Ideas for Talking to Your Children about Zika
Your children may have heard about the Zika virus disease (Zika) outbreak and may have questions about it. Children can better cope with any disease outbreak when they know more about what is happening and that they can do something to help protect themselves, family, and friends.
It’s important that children understand anyone living in or traveling to an area with risk of Zika may be at risk for getting sick. People who are not living in or traveling to an area with risk of Zika are not likely to get Zika. There are steps we can take to prevent catching and spreading Zika.
By tailoring your conversation to your child’s age, developmental stage, and concerns, you can help him or her understand and cope with the current Zika outbreak.
Start the Conversation
For children of all ages, start the conversation by asking: What have you heard about Zika?
- Listen to see if your children have any fears about Zika.
- Learn what your children have heard and correct any misinformation.
- Let your children know that you are open to answering questions and talking about Zika.
- Limit your children’s exposure to news reports and media on Zika. When they see a lot of information, it may seem like the risk is bigger than it really is.
Explain What You Know Simply and Directly
Here are some facts you can talk about with children.
- Zika is mostly spread by getting bitten by a certain type of mosquito.
- Any person that lives in an area where the type of mosquito that spreads Zika lives could catch Zika through a mosquito bite.
- A mosquito that bites a person who has Zika can get infected and spread it to another person through bites.
- They can only catch Zika if they live in or travel to an area where mosquitoes are spreading Zika and are bit by a mosquito carrying Zika.
- Everyone can take steps to prevent mosquito bites to protect themselves and others. Children can help remind adults about taking steps to protect the family from mosquito bites.
- Most people infected with Zika will not get sick. The people who do get sick will probably only feel a little sick for a few days. They might not even know they have Zika.
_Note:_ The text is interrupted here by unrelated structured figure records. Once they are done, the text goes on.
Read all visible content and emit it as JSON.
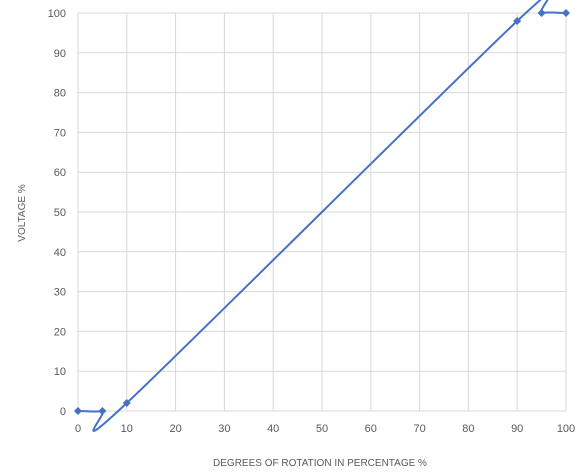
{
  "chart_data": {
    "type": "line",
    "title": "",
    "xlabel": "DEGREES OF ROTATION IN PERCENTAGE %",
    "ylabel": "VOLTAGE %",
    "xlim": [
      0,
      100
    ],
    "ylim": [
      0,
      100
    ],
    "x_ticks": [
      "0",
      "10",
      "20",
      "30",
      "40",
      "50",
      "60",
      "70",
      "80",
      "90",
      "100"
    ],
    "y_ticks": [
      "0",
      "10",
      "20",
      "30",
      "40",
      "50",
      "60",
      "70",
      "80",
      "90",
      "100"
    ],
    "grid": true,
    "legend": "none",
    "smooth": true,
    "series": [
      {
        "color": "#4472c4",
        "x": [
          0,
          5,
          10,
          90,
          95,
          100
        ],
        "y": [
          0,
          0,
          2,
          98,
          100,
          100
        ]
      }
    ]
  }
}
- People who do get sick with Zika might get a fever, rash, headache, joint pain (like in elbows or knees), or red eyes.
- There is no medicine or vaccine for Zika. If people get sick they will go to the doctor for some tests. People who get Zika can feel better by getting a lot of rest and drinking fluids and taking medicine for pain.
- The government, doctors, health departments, and their community are taking steps to keep everyone healthy.
Gently Correct Incorrect Information and Rumors
- If your children have incorrect information about Zika, give them the correct information clearly, using words they understand.
- Make sure you check facts from reliable sources, such as CDC’s Zika Virus website, your pediatrician, or your state or local health department.
Help Children If They Are Not Coping Well
- Children do not always know how to express what they are feeling in words. Look for cues about whether they are worried by the types of questions they ask. Other non-verbal cues include temper tantrums, irritable moods, trouble falling or staying asleep, changes in appetite, or changes in behavior.
- If they seem worried, encourage them to express how they are feeling and ask questions.
- For very young children: Children even as young as 4 years old may hear about Zika. It’s best that they learn about Zika through a parent or caregiver instead of a classmate or the media. Tell children what is going on, possible ways it could affect them, and what is being done to keep them safe.
For older children: Grade school children and teens will likely want and benefit from more information on control and prevention of Zika transmission. If children are watching media coverage, consider watching it with them.
Explain to Children What They Can Do to Prevent the Spread of Zika
The best ways to prevent getting Zika are to protect from getting mosquito bites.
- Wear long-sleeved shirts and long pants.
- When not playing outdoors, stay in places with air conditioning and window and door screens to keep mosquitoes outside.
- (If traveling to an area with risk of Zika) Sleep under a mosquito bed net. This is netting that serves as a tent over a bed to keep bugs away while people sleep.
- For younger children: They should not try to put bug spray on themselves. Adults should put bug spray onto skin that is not covered by their clothes. (Adults, please note: Use Environmental Protection Agency (EPA)-registered insect repellents. Do not use insect repellents on babies younger than 2 months old. Do not use products containing oil of lemon eucalyptus or para-menthane-diol on children younger than 3 years old).
- For teens (children old enough to apply their own repellent): Use Environmental Protection Agency (EPA)-registered insect repellents. It will say that it is EPA registered on the bottle. When used as directed, EPA-registered insect repellents are proven safe and effective.
- Always follow the instructions, and make sure to check them to see if they need to reapply it.
- Do not spray it on the skin under clothing.
- If they are also using sunscreen, they should put the sunscreen on before putting on insect repellent.
Talk to your pediatric healthcare provider if you have questions or concerns about your child or how to talk with him or her about Zika.